Some of us have been talking about this lately - that pull from something we know we dont feel attracted to anymore. To me it feels so much that it is at a primitive level - at the level of neurons firing because they are used to fire. There seems to be no thought behind it for me - just a sense of a pull. For others, certain words such as "get right" trigger the feeling off
Missing the familiar is nothing unusual - even if the familiar is something we have turned our backs on. Spousal abuse, for example, the victimes still report missing the familiarity of the relationship even though they have left something really nasty behind. Just the way our minds function I guess and I daresay it has survival value - and maybe that is why it pulls harder when something happens to rock our stability.
Unpleasant though

Escapee said...

As humans we all seem to adapt to the tribe we grow up in.

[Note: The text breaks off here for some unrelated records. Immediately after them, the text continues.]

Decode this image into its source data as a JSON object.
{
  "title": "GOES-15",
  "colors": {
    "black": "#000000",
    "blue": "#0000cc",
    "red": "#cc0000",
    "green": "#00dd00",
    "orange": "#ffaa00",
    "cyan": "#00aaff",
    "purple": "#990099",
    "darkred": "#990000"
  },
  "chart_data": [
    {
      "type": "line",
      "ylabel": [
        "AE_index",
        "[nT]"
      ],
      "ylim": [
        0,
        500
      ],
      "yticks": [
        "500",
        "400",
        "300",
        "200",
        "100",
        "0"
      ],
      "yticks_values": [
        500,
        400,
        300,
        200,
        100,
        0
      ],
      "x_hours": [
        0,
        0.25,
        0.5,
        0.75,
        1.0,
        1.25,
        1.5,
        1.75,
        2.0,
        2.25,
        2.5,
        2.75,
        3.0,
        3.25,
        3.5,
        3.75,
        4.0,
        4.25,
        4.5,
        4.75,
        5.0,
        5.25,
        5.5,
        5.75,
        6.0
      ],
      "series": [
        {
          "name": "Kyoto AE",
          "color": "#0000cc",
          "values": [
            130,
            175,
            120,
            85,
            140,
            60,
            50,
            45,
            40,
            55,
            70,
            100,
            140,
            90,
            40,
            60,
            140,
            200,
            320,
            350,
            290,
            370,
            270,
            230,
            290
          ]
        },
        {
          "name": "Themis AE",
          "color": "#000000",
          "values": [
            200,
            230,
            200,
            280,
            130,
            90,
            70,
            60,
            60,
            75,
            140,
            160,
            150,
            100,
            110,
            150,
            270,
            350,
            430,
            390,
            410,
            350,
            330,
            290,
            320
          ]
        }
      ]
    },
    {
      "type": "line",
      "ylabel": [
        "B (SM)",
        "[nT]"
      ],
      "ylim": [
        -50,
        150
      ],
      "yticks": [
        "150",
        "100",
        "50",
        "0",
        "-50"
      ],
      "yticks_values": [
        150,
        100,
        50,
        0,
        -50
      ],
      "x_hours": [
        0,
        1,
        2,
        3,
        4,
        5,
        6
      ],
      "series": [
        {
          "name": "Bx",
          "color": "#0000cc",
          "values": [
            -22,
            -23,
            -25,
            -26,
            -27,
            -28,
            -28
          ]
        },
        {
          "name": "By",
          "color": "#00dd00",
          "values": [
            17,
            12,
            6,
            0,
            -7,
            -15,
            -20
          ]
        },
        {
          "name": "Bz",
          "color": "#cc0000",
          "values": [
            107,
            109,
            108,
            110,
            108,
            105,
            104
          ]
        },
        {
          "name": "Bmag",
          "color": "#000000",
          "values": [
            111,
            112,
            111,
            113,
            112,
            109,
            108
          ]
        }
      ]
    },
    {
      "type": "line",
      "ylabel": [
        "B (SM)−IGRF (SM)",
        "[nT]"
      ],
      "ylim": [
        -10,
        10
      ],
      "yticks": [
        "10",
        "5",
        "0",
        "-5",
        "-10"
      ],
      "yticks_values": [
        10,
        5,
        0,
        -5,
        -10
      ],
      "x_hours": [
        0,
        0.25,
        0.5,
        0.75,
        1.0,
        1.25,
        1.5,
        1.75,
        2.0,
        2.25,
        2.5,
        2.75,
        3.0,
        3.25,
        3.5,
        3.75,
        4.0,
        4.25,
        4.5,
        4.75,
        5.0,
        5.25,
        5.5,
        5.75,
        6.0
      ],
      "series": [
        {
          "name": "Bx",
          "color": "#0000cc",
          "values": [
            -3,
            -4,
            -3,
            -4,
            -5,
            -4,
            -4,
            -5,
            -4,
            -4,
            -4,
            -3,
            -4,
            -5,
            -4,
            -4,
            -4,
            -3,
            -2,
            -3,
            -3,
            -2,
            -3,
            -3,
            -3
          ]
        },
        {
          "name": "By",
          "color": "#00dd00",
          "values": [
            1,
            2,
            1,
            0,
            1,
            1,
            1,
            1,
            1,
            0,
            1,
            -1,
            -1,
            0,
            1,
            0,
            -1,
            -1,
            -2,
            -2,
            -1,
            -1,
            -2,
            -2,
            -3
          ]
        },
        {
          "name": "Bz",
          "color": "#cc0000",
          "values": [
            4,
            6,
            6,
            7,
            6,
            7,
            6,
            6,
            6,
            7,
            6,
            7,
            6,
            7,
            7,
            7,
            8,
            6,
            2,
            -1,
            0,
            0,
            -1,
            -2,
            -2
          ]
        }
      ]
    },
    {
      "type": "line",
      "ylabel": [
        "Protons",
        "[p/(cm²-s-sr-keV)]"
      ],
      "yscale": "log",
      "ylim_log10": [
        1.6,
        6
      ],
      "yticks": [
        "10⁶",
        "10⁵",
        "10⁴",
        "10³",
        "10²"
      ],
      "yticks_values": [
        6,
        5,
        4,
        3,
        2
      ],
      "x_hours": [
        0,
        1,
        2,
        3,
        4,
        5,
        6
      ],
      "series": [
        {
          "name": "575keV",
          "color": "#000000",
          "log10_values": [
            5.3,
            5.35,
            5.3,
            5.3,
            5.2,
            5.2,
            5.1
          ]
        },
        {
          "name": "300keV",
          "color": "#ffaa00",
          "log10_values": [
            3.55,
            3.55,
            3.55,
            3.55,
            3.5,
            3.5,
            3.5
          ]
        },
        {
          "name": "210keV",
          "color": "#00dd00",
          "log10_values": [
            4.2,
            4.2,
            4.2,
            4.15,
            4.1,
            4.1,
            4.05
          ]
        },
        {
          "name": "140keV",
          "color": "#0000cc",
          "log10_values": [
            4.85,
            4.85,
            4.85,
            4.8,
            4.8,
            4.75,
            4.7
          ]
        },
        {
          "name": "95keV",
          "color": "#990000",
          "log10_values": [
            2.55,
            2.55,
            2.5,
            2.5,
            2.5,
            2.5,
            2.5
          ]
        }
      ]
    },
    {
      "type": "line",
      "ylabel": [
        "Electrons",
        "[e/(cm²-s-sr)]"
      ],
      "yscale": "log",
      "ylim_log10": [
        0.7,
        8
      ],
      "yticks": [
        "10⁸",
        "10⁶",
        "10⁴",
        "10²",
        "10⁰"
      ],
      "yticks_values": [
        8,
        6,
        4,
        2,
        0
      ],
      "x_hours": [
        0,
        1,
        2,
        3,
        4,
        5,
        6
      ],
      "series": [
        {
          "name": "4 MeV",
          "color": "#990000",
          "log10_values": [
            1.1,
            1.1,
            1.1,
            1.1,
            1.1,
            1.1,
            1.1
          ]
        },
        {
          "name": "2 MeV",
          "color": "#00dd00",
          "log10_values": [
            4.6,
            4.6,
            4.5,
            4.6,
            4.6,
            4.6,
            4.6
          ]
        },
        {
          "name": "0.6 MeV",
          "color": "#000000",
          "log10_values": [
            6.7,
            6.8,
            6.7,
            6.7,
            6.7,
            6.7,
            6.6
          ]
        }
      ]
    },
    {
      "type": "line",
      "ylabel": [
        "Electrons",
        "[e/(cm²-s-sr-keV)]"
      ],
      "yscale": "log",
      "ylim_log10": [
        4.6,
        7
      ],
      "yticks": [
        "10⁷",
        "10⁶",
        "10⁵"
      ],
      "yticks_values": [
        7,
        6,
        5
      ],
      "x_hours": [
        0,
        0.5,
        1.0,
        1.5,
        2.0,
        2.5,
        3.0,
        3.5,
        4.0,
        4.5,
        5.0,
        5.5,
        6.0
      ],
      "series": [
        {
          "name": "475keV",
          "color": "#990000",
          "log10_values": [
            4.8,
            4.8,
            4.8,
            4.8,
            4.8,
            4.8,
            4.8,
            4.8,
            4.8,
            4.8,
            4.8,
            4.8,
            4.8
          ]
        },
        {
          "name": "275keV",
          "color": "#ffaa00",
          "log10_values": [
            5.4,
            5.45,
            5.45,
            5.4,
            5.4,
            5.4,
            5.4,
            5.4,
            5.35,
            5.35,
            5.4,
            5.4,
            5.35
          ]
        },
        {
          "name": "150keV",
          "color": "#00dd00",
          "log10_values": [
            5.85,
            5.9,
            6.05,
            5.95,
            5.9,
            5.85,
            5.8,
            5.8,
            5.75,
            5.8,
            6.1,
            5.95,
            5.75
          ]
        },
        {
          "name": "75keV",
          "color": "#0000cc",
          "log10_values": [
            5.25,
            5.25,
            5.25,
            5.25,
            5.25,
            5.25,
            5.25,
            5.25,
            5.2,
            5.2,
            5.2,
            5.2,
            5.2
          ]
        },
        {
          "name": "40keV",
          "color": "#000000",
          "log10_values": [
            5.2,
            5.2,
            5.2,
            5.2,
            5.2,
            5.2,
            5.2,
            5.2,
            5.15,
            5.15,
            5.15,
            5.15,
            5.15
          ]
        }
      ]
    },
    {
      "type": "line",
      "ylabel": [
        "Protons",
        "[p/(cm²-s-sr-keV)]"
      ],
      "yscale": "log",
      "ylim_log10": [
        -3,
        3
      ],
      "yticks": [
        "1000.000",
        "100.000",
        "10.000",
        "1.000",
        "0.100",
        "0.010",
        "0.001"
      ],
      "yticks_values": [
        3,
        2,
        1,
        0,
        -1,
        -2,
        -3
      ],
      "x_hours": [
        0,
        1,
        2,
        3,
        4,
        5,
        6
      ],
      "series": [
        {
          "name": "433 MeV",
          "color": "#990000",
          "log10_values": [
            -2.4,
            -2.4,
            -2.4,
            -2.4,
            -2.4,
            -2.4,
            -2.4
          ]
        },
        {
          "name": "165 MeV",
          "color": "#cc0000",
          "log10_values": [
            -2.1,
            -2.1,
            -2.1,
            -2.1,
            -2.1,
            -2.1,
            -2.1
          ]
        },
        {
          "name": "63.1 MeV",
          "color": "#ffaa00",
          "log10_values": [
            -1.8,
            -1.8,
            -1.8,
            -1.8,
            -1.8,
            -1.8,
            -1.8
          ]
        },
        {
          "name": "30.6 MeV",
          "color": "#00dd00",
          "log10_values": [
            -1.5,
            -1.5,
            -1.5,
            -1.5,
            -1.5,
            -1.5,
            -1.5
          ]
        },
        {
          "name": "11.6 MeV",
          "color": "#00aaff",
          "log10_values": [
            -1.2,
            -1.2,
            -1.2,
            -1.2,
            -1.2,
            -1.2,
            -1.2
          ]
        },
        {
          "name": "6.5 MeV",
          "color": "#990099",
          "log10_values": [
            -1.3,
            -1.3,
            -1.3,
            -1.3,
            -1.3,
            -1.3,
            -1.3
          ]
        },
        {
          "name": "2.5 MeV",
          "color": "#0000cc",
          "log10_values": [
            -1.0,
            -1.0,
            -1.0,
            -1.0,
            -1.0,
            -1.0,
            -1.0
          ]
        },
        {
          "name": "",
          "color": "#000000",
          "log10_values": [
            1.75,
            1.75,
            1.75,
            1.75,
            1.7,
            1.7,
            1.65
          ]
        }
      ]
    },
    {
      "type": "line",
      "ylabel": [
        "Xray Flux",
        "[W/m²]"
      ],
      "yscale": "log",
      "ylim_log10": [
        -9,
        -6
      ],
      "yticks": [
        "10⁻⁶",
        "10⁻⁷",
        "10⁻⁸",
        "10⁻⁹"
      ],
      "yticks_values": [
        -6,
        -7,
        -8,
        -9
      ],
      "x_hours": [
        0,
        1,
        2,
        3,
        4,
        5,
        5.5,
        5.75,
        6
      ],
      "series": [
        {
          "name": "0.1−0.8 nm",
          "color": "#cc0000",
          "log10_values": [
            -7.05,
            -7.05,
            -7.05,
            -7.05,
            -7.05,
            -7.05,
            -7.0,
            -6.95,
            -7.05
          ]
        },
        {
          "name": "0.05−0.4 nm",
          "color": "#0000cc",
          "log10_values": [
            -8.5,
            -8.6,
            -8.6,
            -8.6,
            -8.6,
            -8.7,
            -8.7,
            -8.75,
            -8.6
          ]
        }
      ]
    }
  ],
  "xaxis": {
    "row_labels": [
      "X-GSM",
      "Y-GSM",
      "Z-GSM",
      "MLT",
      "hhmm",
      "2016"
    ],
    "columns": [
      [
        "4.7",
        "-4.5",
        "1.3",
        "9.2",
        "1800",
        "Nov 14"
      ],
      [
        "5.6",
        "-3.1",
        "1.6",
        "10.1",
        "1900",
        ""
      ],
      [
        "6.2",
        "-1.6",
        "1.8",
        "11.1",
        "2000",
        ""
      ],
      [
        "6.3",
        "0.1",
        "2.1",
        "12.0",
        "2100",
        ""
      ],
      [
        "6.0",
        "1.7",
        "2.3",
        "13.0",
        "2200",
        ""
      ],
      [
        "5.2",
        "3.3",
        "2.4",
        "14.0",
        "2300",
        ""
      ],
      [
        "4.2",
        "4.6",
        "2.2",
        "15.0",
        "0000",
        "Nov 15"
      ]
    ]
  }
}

Us ex-EBs can never replace that tribe in our sub-conscious, even though our rational thoughts are very clear that we were right to leave the tribe.

Ian said...

I suspect that a preference for the familiar is hard-wired into our brains, probably because the unfamiliar is potentially hazardous. People distrust unfamiliar food. When in unfamiliar places they feel homesick. Among the Brethren we learn to manipulate the rules and dodge the consequences, but in an unfamiliar society there is a completely different set of rules, requiring a different set of survival skills, which cannot be acquired overnight.

Thank you, survivor, for the last paragraph of your blog entry. I was beginning to get worried. People who have served a long prison sentence sometimes want to go back inside, and people who have separated from abusive relationships sometimes do the same. And people who have a clear perception of the nature of Brethrenism sometimes blot out their perception, adopt a sort of doublethink, and go back to live a life of make-believe.

I think one way you can experience the safety of the familiar is to mix with fellow-escapees, so long as you can find some who don’t spend all their days bellyaching.